Negli individui affetti da demenza, si osserva una perdita di cellule nervose nelle aree cerebrali fondamentali. Si riscontrano inoltre, placche amiloidi, fasci di fibre aggrovigliate e un basso livello di sostanze chimiche, come l'acetilcolina, che fungono da neurotrasmettitori.

I ricercatori di Brisbane, dell'Università australiana del Queensland, hanno scoperto un nuovo processo di semina nelle cellule cerebrali che potrebbe essere una causa dell'Alzheimer. Jürgen Götz, ricercatore sulla demenza del Queensland Brain Institute, ha affermato che lo studio ha rivelato che i neuroni aggrovigliati, segno caratteristico della patologia, formano in parte un processo cellulare che è andato fuori strada. Essi, così, consentono alla proteina tossica tau di penetrare nelle cellule cerebrali sane.

Di conseguenza, viene a crearsi un dannoso processo di semina che provoca grovigli di tau con perdita di memoria e altri disturbi. Secondo i risultati della ricerca, negli individui con Alzheimer gli esosomi, (ovvero le minuscole tasche che trasportano messaggi all'interno o all'esterno delle cellule), sarebbero in grado di indurre una reazione che buca le pareti della loro stessa membrana cellulare, consentendo ai semi tossici di fuoriuscire.

L'accumulo di tau genera grovigli e questi, assieme alle placche amiloidi, ossia proteine configurate in modo anomalo, costituiscono le caratteristiche chiave di queste malattie neurologiche. Secondo Juan Polanco, ricercatore del Queensland Brain Institute, oltre all'Alzheimer, questo processo cellulare potrebbe anche svolgere un ruolo di primo piano in altre patologie cognitive, dalla demenza del lobo frontale ai rari disturbi neurologici con tau tossica.

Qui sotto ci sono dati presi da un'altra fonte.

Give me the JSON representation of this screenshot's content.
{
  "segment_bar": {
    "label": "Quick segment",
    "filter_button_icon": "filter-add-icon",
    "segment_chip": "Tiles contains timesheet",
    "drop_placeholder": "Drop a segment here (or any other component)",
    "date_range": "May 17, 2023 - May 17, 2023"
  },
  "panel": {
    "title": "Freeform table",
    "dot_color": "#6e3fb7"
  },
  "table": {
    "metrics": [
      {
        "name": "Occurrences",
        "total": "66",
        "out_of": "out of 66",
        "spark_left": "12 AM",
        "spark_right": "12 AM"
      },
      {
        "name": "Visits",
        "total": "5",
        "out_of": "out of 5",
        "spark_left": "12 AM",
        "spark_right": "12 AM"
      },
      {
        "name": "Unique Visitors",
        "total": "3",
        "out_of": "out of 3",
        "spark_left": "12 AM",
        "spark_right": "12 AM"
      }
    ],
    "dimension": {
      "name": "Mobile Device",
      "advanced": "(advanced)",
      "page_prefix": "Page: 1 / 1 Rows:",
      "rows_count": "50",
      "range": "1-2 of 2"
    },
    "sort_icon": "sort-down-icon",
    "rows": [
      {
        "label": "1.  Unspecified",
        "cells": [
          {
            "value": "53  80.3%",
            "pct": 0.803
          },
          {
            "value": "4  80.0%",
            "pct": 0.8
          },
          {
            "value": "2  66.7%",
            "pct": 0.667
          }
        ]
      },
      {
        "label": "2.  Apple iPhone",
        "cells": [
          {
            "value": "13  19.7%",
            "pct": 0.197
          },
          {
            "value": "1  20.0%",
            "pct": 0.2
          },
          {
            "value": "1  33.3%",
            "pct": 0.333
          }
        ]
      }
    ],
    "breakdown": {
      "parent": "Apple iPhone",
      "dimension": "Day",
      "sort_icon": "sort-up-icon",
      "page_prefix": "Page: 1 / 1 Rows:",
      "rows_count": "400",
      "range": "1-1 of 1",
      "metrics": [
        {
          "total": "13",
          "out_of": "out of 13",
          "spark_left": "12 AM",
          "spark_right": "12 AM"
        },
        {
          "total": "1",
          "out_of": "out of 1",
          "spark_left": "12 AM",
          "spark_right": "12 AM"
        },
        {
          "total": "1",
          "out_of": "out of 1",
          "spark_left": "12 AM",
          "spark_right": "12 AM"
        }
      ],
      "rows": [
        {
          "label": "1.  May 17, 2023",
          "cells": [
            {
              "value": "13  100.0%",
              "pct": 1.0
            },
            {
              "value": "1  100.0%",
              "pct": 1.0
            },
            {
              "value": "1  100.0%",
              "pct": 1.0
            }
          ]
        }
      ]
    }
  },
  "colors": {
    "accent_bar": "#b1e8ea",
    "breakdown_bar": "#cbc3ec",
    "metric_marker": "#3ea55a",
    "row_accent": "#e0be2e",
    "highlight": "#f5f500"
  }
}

Intanto, sul versante delle cure, continua la sperimentazione di speciali microbolle che possono essere attivate grazie all’azione degli ultrasuoni e trasportare un farmaco facendosi strada attraverso la parete delle arterie che irrorano il cervello. In questo modo, consentono di ottenere il rilascio del farmaco stesso proprio nelle zone in cui serve, per chi soffre di malattia di Alzheimer o di altre patologie neurodegenerative.

La ricerca che prende in esame questi “trasportatori” invisibili di farmaci esattamente là dove servono, è stata realizzata in Australia, dagli scienziati del QIMR Berghofer’s Cellular and Molecular Neurodegeneration Group coordinati da Anthony White e Lotta Oikari, insieme con studiosi dell’Università del Queensland e della Finlandia. Grazie agli ultrasuoni, in pratica, si è riusciti a far sì che le microbolle caricate con i medicinali siano riuscite ad oltrepassare la cosiddetta barriera emato-encefalica, ovvero una sorta di “frontiera” che non permette il passaggio di numerosi composti dal sangue alle cellule del cervello.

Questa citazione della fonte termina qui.